Feb 04, 2020
Phylogenetic tree and ancestral sequence reconstruction
- 1University of California, Santa Barbara
- Santoro Lab @ UCSB
Protocol Citation: Matthew Kellom 2020. Phylogenetic tree and ancestral sequence reconstruction. protocols.io https://dx.doi.org/10.17504/protocols.io.6qrhdv6
License: This is an open access protocol distributed under the terms of the Creative Commons Attribution License, which permits unrestricted use, distribution, and reproduction in any medium, provided the original author and source are credited
Protocol status: In development
We are still developing and optimizing this protocol
Created: August 21, 2019
Last Modified: February 04, 2020
Protocol Integer ID: 27121
Keywords: ancestral, sequence, ASR, Phylogenetic tree,
Abstract
Protocol for the alignment, tree building, and ancestral sequence reconstruction of metagenomic protein coding sequences.
Guidelines
This protocol was used specifically for AMT ammonium transporter sequences from TARA Oceans and HOT/ALOHA datasets.
Materials
Programs used:
DIAMOND
TranslatorX
MAFFT
RAxML
IQ-TREE
MrBayes
FastML (Web)
FigTree
Before start
Make sure all of metagenome sequences are in FASTA nucleotide format. Target amino acid sequences should also be in FASTA format.
Obtain protein-coding metagenome FASTA files.
Obtain a set of amino acid sequences that are known/trusted target homologs (Uniprot works well for this).
Use DIAMOND (blastx can also be used but will be slower for large datasets) to search for target hits from within the metagenome sequences. Recommend an e-value cutoff of at least 1e-20.

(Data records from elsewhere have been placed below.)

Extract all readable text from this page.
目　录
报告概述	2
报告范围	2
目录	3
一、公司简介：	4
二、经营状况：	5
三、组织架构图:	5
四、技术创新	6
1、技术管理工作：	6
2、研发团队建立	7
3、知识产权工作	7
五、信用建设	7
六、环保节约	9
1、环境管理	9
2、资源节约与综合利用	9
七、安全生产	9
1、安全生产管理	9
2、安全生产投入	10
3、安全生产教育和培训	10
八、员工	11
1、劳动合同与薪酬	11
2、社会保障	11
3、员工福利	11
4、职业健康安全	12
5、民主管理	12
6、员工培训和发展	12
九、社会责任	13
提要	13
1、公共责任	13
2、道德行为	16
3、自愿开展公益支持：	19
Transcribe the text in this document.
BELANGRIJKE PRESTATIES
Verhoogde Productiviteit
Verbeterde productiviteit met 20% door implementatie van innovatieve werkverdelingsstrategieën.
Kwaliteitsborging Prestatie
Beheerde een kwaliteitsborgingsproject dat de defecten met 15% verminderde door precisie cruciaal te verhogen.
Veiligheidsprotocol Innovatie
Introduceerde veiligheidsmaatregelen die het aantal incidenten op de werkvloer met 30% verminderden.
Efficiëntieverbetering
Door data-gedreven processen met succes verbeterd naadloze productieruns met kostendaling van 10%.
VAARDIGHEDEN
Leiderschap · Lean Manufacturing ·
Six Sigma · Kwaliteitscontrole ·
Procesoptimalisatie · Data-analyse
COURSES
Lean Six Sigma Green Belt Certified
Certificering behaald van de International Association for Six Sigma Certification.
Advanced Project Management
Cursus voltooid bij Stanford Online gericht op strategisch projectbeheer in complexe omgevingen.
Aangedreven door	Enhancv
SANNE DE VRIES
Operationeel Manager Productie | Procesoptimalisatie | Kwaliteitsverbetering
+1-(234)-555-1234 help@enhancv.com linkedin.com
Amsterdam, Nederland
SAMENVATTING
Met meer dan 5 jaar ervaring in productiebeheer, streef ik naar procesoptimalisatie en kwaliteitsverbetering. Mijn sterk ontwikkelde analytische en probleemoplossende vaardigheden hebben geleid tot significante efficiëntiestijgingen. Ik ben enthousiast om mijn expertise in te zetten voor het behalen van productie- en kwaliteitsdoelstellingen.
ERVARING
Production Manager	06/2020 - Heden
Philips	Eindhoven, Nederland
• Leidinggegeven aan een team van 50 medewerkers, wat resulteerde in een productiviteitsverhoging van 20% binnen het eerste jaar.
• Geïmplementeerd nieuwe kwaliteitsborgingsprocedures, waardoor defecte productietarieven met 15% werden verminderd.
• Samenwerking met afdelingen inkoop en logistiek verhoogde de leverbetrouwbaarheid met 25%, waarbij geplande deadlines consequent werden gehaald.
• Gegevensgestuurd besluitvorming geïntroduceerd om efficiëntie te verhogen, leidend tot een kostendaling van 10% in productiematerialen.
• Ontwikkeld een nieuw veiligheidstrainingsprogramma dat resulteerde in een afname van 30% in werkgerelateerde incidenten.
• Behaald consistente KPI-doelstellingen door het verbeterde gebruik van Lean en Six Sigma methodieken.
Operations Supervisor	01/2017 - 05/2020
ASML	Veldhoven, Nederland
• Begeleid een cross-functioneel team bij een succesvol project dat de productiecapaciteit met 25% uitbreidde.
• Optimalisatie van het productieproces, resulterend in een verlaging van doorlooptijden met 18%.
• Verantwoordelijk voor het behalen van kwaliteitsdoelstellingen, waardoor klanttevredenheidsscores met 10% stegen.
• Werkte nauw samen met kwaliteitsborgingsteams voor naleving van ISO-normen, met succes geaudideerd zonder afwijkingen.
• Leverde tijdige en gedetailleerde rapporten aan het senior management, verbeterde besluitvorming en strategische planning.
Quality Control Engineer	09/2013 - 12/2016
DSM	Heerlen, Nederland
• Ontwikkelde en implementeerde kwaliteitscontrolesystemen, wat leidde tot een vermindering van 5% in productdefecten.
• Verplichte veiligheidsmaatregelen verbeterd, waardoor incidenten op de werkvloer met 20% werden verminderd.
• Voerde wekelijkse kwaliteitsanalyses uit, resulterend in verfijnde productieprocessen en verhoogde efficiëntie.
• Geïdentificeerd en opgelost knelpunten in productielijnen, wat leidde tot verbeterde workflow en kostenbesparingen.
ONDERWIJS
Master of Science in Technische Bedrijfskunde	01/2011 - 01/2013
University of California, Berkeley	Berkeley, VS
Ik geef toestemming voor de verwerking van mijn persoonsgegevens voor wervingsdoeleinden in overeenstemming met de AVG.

Translate protein-coding target hits to amino acid sequences with TranslatorX.
Use DIAMOND (or BLAST) to annotate hits against a local copy of the NCBI nr database.
Choose taxa of interest, and select sequences of appropriate length for the protein from the metagenome hits.
Align the collected sequences and closely related complete outgroup sequence(s) with MAFFT. Recommend settings of --maxiterate 1000 --localpair
Make tree with RAxML. Recommend settings -f a -k -m PROTGAMMAAUTO
Inspect the tree to see if it makes sense. If a node looks out of place, consult the alignment and figure out why and if you want to keep it in the dataset.
Check RAxML amino acid substition model and branch support with IQTree. Recommend settings -m TEST -nt AUTO -alrt 10000
Branch support with MR Bayes. Will need to create a nexus and mbatch file. Recommend mbatch settings:
lset nst=6 rates invgamma;
prset aamodelpr=fixed(lg); (The model choice here should match the model that RAxML and IQTree select.
mcmcp ngen=1000000 nruns=2 nchains=4 samplefreq=100 printfreq=10000 relburnin=yes burninfrac=0.25;
mcmc;
sumt;
sump;
Submit the MAFFT alignment and RAxML best_tree to the FastML web portal (http://fastml.tau.ac.il/). You can use the local version of this but I found it easier to just use the web portal. Be sure to select Amino Acids and the correct model from the tree building. Use Gamma Distribution and Maximum Liklihood. Deselect Optimize Branch Lengths and joint reconstruction.
Obtain the 25 most probable ancestral sequences at the nodes of interest from the FastML results page and visualize the tree results in FigTree.